The fear of a cobot stealing your job is real. Technological innovations have led to lost jobs in the past, such as automated assembly lines in the automotive industry. And more recently, the fear of robots replacing jobs has hit an industry that employs millions of people – trucking.
The American Trucking Association estimates that over 3.5 million people currently work as truck drivers. What will happen when self-driving trucks are deemed less expensive, more reliable, and safer than human operators?
Although we can’t completely predict future events, it probably won’t be the end of the world as we know it if there is a robotic uprising in the workforce. In fact, it could be a good thing.
Why We Need Collaborative Robots
While being human gives us unique strengths in our creative, emotional brains, it also means we’re stuck with quite a few physical limitations as compared to robots.
This is where collaborative robots come into play. They’re designed to work alongside humans to perform both routine and risky tasks. Instead of completely replacing jobs, think of them as taking on the duties nobody really wants, anyway. Like washing machines and calculators, they’re designed to help improve our lives.
Cobots can take on the sort of tasks that aren’t well-suited for the human body, such as assembly line work that can lead to repetitive stress injuries, or tasks that require working with dangerous substances in unsafe environments.
So when it comes to completing dirty, dull, or dangerous tasks, shouldn’t we welcome robots taking jobs? Perhaps even more convincing is the fact that robots are much less expensive and easier to train (or program) than humans.
As a result, their use on automotive assembly lines made cars more affordable. If we built every car by hand, it would take much more time and money, and the product wouldn’t be nearly as reliable. Arguably, the automotive industry wouldn’t even be an industry without cobots.
Depending on its design, a cobot has the potential to do just about any physical task — pick fruit, build houses, perform surgery, explore Saturn, and even peel grapes — probably much better than our delicate human bodies and shaky hands can.
The Cobot Helping Meet Our Most Basic Need
The largest, most fundamental problem all humans face is making sure all of our basic needs (food, shelter, and clothing) are met. Our drive to survive paired with our instinct for planning and problem-solving has led to countless innovations throughout human history.
But cobots can help make sure our needs are met. One example comes from a California-based startup that created a farm bot. Their cobot is designed to tend a garden for you, using artificial intelligence to pick weeds and deliver perfectly timed and measured spritzes of water.
FarmBot requires very little assistance from its owners. A human with a FarmBot need only worry about selecting which seeds to grow and designing a garden plot on a tablet, which connects remotely to their backyard bot.
FarmBot aims to ensure every household can grow fruits and veggies, regardless of free time and know-how. Essentially, this cobot provides a source of food, freeing people up to travel, spend time with family, or come up with the next big, brilliant idea humanity has yet to see.
People have spent the last 10,000 years learning to do things they didn’t evolve to do, such as planting and harvesting crops or working on assembly lines.
Cobots will free us to live the way we’re designed to live and think about the things our brains have evolved to think about. We’ll be able to focus on improving our societies and solving for problems other than our most basic needs.

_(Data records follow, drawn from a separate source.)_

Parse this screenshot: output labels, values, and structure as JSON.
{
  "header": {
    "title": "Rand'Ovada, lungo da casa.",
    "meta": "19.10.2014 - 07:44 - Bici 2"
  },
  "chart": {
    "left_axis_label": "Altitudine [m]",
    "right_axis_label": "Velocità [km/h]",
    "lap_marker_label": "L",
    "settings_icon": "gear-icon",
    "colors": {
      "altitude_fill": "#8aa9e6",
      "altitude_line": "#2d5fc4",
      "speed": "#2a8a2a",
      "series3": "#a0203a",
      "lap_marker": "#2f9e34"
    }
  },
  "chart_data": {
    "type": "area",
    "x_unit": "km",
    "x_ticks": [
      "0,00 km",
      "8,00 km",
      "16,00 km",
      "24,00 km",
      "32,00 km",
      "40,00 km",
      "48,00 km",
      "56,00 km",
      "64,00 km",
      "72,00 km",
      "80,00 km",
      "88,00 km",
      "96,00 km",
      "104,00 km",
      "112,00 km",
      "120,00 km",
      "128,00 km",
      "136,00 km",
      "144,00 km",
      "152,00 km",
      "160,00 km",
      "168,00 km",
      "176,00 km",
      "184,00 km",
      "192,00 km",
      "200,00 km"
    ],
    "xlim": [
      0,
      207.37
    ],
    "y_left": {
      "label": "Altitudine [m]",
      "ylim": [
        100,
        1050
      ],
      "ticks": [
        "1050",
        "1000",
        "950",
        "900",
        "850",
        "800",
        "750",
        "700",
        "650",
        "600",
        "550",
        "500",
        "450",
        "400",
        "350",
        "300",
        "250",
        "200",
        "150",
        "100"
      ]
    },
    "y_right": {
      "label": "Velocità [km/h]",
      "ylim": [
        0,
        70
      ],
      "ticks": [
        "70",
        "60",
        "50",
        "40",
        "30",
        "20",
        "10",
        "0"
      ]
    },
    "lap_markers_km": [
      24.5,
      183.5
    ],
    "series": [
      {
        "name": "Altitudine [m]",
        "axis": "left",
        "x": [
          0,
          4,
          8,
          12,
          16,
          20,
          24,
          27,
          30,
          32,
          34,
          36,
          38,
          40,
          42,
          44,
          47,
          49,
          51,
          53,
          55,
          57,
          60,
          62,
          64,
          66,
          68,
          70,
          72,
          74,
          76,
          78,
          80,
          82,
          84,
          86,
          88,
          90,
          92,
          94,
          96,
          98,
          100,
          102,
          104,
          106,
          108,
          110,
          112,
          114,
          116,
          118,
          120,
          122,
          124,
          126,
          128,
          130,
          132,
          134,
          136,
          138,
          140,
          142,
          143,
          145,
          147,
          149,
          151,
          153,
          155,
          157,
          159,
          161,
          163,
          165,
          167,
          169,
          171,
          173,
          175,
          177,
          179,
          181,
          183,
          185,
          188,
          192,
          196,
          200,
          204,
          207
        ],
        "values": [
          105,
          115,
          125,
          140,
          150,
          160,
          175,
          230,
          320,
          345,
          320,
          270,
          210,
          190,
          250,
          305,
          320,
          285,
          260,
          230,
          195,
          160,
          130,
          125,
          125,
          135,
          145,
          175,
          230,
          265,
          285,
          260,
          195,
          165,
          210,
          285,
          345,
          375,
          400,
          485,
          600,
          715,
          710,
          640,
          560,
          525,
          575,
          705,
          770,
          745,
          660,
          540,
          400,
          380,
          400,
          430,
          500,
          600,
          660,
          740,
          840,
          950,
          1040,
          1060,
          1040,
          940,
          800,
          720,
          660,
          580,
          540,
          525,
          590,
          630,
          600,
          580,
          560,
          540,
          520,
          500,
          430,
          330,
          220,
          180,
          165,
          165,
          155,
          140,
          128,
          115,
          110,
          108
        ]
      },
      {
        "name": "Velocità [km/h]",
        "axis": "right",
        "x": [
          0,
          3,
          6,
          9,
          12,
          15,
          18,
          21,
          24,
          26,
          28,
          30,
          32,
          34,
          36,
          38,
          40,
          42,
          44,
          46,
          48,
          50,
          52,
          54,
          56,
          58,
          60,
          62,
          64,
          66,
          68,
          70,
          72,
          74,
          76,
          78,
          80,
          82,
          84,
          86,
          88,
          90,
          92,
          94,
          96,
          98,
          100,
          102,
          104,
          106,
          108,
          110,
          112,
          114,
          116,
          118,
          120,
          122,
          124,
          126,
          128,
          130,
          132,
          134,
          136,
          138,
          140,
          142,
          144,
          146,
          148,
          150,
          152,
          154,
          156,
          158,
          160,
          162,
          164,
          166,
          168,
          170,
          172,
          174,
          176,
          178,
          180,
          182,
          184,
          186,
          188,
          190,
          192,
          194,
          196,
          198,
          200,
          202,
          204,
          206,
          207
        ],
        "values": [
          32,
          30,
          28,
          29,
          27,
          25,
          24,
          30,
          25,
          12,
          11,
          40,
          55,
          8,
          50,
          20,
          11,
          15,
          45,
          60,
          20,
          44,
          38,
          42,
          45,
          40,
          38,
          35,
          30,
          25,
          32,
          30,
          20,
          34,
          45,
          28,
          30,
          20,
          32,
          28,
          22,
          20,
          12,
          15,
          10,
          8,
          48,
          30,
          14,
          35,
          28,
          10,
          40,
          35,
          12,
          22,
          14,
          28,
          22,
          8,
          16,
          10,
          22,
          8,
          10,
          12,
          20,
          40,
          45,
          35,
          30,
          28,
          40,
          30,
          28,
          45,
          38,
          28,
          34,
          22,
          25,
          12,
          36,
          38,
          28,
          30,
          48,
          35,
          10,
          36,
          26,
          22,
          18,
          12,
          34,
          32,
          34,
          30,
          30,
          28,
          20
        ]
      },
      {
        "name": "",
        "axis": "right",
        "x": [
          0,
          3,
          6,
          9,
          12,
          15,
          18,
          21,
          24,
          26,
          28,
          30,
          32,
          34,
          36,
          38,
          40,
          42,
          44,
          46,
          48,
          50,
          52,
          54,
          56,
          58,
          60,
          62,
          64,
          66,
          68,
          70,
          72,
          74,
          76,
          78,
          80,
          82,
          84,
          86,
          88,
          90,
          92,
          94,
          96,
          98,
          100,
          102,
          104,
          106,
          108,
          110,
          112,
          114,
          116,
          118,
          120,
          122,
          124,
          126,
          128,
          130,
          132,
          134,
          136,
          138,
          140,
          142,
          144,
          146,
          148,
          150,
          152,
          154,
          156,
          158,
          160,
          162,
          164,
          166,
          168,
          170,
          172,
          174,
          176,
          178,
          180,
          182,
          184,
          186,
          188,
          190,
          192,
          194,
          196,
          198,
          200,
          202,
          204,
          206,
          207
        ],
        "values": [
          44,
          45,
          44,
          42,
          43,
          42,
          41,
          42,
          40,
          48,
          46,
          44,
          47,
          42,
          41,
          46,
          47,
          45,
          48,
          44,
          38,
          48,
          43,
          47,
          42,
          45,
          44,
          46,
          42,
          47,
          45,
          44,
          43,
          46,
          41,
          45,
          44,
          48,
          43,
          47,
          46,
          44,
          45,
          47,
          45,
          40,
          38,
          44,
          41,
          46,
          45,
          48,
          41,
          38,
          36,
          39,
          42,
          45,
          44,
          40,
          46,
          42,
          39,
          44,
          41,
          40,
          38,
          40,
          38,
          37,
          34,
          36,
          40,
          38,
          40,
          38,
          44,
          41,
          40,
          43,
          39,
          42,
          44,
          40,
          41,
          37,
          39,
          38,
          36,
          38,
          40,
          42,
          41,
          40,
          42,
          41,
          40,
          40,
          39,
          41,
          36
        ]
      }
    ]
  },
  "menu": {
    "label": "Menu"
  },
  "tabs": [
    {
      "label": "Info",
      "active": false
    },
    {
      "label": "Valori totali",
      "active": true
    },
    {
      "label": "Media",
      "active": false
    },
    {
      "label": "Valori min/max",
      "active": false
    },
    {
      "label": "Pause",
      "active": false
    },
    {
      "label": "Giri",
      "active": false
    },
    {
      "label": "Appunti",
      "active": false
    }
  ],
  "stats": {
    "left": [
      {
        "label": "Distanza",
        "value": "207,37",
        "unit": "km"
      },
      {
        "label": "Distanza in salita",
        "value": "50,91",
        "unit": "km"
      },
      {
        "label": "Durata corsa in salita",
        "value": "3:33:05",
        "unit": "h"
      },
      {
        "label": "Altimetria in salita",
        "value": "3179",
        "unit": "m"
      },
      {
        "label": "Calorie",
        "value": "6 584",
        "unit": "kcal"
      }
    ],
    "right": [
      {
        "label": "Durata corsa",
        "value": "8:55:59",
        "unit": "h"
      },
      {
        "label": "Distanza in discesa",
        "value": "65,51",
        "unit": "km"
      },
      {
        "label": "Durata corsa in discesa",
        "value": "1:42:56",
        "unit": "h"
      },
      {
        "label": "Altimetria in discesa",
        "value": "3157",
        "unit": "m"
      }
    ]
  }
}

If Money Were No Object, What Would You Do?
When asked this question, most people mention exploring the world, working for an important cause, making art, or even starting a business. When cobots meet our basic needs, we’ll be free to create industry around the enterprises we deem valuable, which could trigger a fundamental transformation of society.
Not convinced? Look at the industry that’s been created around sports, like the NBA. Basketball satisfies no basic need, nor does it solve any of humanity’s problems. Yet, we’ve created an eight billion dollar industry that employs thousands of people who are all centered around an arbitrary activity — tossing a ball through a hoop — simply because we’ve decided it’s valuable.
The Reality of Robots Taking Over Jobs
It’s important to realize that in the past, some automation led to the creation of more jobs. When the first barcode was successfully scanned in 1974, people worried there’d be no more need for cashiers.
The retail industry however, ended up hiring even more cashiers because barcodes transformed their jobs from looking up items to interacting with customers, which increased sales. Although comforting, this may not always be the case.
Cobots are going to present economic challenges and changes that we cannot yet fully understand or predict. The shift to implementing cobots, however, will occur gradually. Robots won’t be replacing jobs across entire industries overnight.
After all, at least one area in which humans still excel above robots is found in our humanity, our ability to experience emotions, and in our propensity for creativity.
But a gradual shift will give people time to adjust and progressively change the way we think about our jobs. As cobots begin handling the more mundane, dangerous, and undesirable tasks involved in meeting our needs, we’ll start to change our perception of the sorts of work we deem worthy of human minds and hands.